Vor 26 Jahren erlebte die Bundesliga einen Moment, der in die Annalen des Fußballs einging: Udo Lattek, eine Trainerlegende, die eigentlich längst im Ruhestand war, übernahm den BVB in akuter Abstiegsgefahr und katapultierte den Verein zurück ins sichere Ufer. Eine Geschichte voller Turbulenzen, überraschender Wendungen und dem Charisma eines Mannes, der den Fußball verstand wie wenige.
Die vorgeschichte: chaos und verzweiflung in dortmund
Die Saison 2000 war für den BVB ein Albtraum. Nach dem neunten Spieltag führte die Mannschaft noch die Tabelle an, doch dann folgte ein katastrophaler Absturz. Trainer Bernd Krauss konnte den Negativtrend nicht aufhalten, und die Stimmung im Team war alles andere als gut. Eine peinliche 1:3-Niederlage gegen Unterhaching gegen Ende April verdeutlichte die Situation nur allzu deutlich. Der Abstieg drohte, und die Fans waren verzweifelt.

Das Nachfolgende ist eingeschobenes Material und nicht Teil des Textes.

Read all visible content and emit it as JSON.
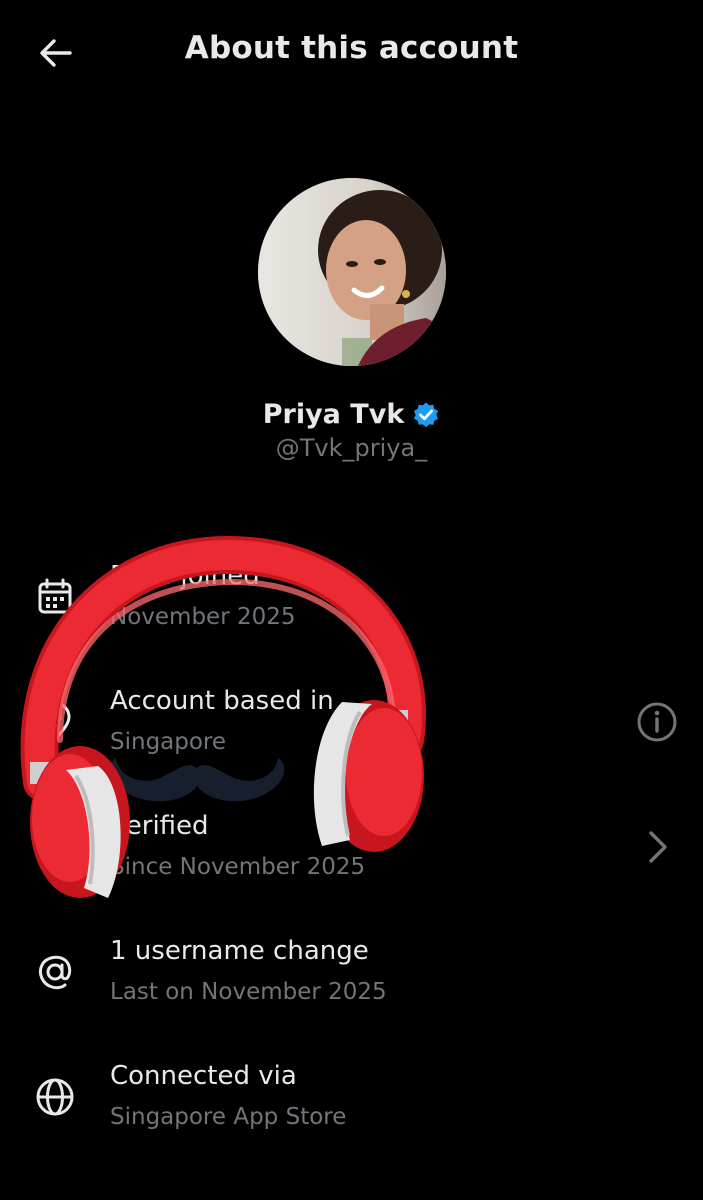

Die rückkehr des „deutschen jahrhundert-trainers“
Da schien die Verpflichtung von Udo Lattek wie ein Wunder. Der 65-Jährige hatte seine Trainerkarriere eigentlich schon 1993 beendet, doch sein Fachwissen und sein Charisma waren legendär. Michael Zorc, Dortmunds Sportdirektor, begründete die spektakuläre Verpflichtung mit Latteks „fachlichen Qualitäten“, die in der „dramatischen“ Situation dringend benötigt wurden. „Es war unglaublich, was für ein Charisma er ausstrahlte“, erinnerte sich Miroslav Stevic später im Gespräch mit Sport1.

Ein team aus routiniers und jungen talenten
Lattek übernahm eine Mannschaft mit erfahrenen Spielern wie Jens Lehmann, Stefan Reuter und Fredi Bobic, aber auch mit jungen Talenten. Um ihn herum agierten Matthias Sammer und Uwe Neuhaus als Co-Trainer, wobei Sammer, einst selbst noch Spieler beim BVB, eine Schlüsselrolle übernahm. „Die Rollen waren klar verteilt“, so Stevic. „Lattek hat die ganze Aufmerksamkeit der Presse auf sich gezogen, Sammer und Neuhaus übernahmen das Training.“
Ein psychologisches meisterwerk vor dem entscheidenden spiel
Das Spiel gegen Stuttgart am 32. Spieltag wurde zum Schicksalsspiel. Lattek bereitete sein Team nicht nur taktisch vor, sondern auch mental. Stevic beschreibt ihn als „den Sigmund Freud des Fußballs“, der mit Bildern arbeitete, um die Spieler auf den Gegner einzustellen. „Udo Lattek hat mir gesagt, dass ich mich wie ein Adler verhalten muss, der die ganze Zeit seine Beute im Blick hat“, erinnert sich Stevic über seine Anweisung zur Bewachung von Stuttgarts Spielmacher Balakov.
Der jubel nach dem sieg in stuttgart
Die Taktik funktionierte. Dortmund gewann das Spiel in Stuttgart mit 2:1, ein Sieg, der in Stevics Erinnerung größer war als die Meisterschaft zwei Jahre später. Der Klassenerhalt war gesichert, und der BVB konnte die Saison in Würde beenden. Lattek verabschiedete sich nach diesem Engagement aus dem Trainergeschäft, doch sein Vermächtnis in Dortmund lebt weiter.
Die genaue Summe, die Lattek für sein Kurzzeit-Engagement erhalten hat, ist umstritten – Gerüchte sprechen von einer Million D-Mark oder sogar mehr. Doch eines steht fest: „Es gibt Fußballer wie Lionel Messi, die für ihr Gehalt immer die passende Leistung bringen. Es gibt wenige Trainer, für die das auch gilt: Einer davon war Udo Lattek“, so Stevic.